Jack Dorsey's Block to Integrate Stablecoins Despite CEO's Bitcoin Maximalist Stance

2 hour ago 3 sources positive

Key takeaways:

  • Dorsey's stablecoin pivot signals competitive necessity over ideology in the $318B payments race.
  • Block's AI-driven restructuring may accelerate stablecoin integration but risks operational disruption.
  • Watch for BTC accumulation to slow as Block reallocates resources toward stablecoin infrastructure.

Block CEO Jack Dorsey has confirmed the payments company will add stablecoin support to its services, marking a significant pragmatic shift from his long-held Bitcoin maximalist position. In an interview with WIRED, Dorsey stated, "I don't like that we're going to support stablecoins but our customers want to use them. I don't think it's wise to go from one gatekeeper to another."

Dorsey has been one of Silicon Valley's most vocal proponents of Bitcoin as the sole open monetary protocol for the internet. Block (formerly Square) has built its crypto strategy almost exclusively around Bitcoin since 2017, including introducing BTC buying/selling on Cash App, receiving a BitLicense, launching a Bitcoin development arm funding Lightning Network developers, and accumulating BTC for its corporate treasury.
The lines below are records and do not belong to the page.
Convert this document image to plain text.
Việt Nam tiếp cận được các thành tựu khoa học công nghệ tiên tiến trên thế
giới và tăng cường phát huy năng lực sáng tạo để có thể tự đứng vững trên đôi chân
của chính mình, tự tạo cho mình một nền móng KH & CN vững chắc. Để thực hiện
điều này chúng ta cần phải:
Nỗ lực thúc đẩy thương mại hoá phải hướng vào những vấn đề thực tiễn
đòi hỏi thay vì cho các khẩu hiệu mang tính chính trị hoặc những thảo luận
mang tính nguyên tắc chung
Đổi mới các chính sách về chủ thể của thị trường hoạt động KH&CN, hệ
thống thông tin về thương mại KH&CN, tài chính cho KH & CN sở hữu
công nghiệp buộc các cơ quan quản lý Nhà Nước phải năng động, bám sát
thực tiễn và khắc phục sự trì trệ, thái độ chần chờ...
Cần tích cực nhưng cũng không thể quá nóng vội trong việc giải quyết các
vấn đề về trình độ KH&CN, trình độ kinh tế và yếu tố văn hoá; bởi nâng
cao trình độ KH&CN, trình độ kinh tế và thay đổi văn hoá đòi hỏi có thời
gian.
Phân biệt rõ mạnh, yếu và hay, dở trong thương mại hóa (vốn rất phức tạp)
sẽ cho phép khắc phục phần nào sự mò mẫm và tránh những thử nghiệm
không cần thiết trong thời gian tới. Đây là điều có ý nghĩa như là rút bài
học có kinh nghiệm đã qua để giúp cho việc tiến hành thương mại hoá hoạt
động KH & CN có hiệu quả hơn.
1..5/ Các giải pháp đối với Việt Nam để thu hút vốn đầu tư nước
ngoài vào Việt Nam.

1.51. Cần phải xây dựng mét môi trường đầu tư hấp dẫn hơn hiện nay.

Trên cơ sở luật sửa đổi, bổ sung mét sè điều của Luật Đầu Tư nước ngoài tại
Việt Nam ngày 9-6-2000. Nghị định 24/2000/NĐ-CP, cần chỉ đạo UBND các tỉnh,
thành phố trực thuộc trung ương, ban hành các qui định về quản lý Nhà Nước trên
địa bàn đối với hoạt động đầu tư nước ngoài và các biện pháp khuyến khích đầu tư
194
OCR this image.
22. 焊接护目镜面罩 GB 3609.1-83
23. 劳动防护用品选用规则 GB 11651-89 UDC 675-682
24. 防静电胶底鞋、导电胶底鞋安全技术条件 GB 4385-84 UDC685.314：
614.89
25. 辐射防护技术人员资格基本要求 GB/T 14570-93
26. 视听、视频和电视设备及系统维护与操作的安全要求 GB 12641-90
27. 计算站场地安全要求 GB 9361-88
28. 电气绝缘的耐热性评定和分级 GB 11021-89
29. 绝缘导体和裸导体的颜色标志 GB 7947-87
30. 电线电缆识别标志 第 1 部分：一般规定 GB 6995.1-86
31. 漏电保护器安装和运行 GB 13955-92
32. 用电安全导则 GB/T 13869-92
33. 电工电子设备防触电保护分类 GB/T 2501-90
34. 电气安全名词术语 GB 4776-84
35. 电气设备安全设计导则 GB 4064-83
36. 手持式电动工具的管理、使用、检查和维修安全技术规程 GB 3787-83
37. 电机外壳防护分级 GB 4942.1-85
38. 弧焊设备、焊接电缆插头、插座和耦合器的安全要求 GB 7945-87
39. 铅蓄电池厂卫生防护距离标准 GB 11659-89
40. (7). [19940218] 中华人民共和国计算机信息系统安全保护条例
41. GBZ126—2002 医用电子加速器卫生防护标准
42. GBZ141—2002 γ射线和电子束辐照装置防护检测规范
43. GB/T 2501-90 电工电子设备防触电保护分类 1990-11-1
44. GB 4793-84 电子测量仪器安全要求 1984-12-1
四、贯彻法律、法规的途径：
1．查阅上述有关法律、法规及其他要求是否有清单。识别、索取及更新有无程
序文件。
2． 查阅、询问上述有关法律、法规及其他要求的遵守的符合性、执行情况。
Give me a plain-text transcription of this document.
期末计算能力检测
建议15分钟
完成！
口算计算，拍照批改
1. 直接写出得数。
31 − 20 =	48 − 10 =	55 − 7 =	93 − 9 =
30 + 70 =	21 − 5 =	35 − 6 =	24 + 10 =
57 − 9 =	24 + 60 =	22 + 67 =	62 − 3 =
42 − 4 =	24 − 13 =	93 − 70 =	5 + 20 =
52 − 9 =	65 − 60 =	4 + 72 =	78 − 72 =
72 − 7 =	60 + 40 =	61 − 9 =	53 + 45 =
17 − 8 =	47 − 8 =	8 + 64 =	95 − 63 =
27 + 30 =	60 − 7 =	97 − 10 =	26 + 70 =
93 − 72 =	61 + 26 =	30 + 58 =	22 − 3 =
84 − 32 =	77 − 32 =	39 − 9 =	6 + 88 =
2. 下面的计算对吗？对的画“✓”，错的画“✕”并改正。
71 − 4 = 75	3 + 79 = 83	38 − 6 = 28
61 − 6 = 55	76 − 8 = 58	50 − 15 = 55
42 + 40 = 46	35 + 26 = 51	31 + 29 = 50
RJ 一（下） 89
Block currently holds 8,888.3 BTC, worth over $600 million.

The reluctant pivot comes as stablecoins have grown into a $318 billion market, according to CoinMarketCap data. Payment rivals including Stripe and PayPal have already integrated stablecoin infrastructure, increasing competitive pressure on Block. Cash App announced stablecoin support in November 2025, with a design that automatically converts deposits to U.S. dollars in user balances, maintaining fiat as the core unit of account.

Dorsey's comments contrast sharply with his 2019 response to whether Twitter would join Facebook's Libra project: "Hell no." He clarified Block's philosophy: "We didn't make a push into crypto. We made a push into Bitcoin because I believe the internet needs an open protocol for money transmission... It's not controlled by any one company."

The stablecoin discussion was part of a broader interview focusing on Block's recent decision to cut roughly 40% of its workforce (about 4,000 employees). Dorsey attributed this restructuring to advances in AI tools, specifically citing Anthropic's Opus 4.6 and OpenAI's Codex 5.3. He stated the company is being rebuilt around "an intelligence layer," warning that "Every company that's not building itself as intelligence is going to face something existential."

Block Business Lead Owen Jennings confirmed during the firm's February earnings call that the company is rolling out a new core payment flow connected to its "Moneybot" AI assistant and "built to support stablecoins." Block reported nearly $3 billion in profit last quarter and holds a $39 billion market cap.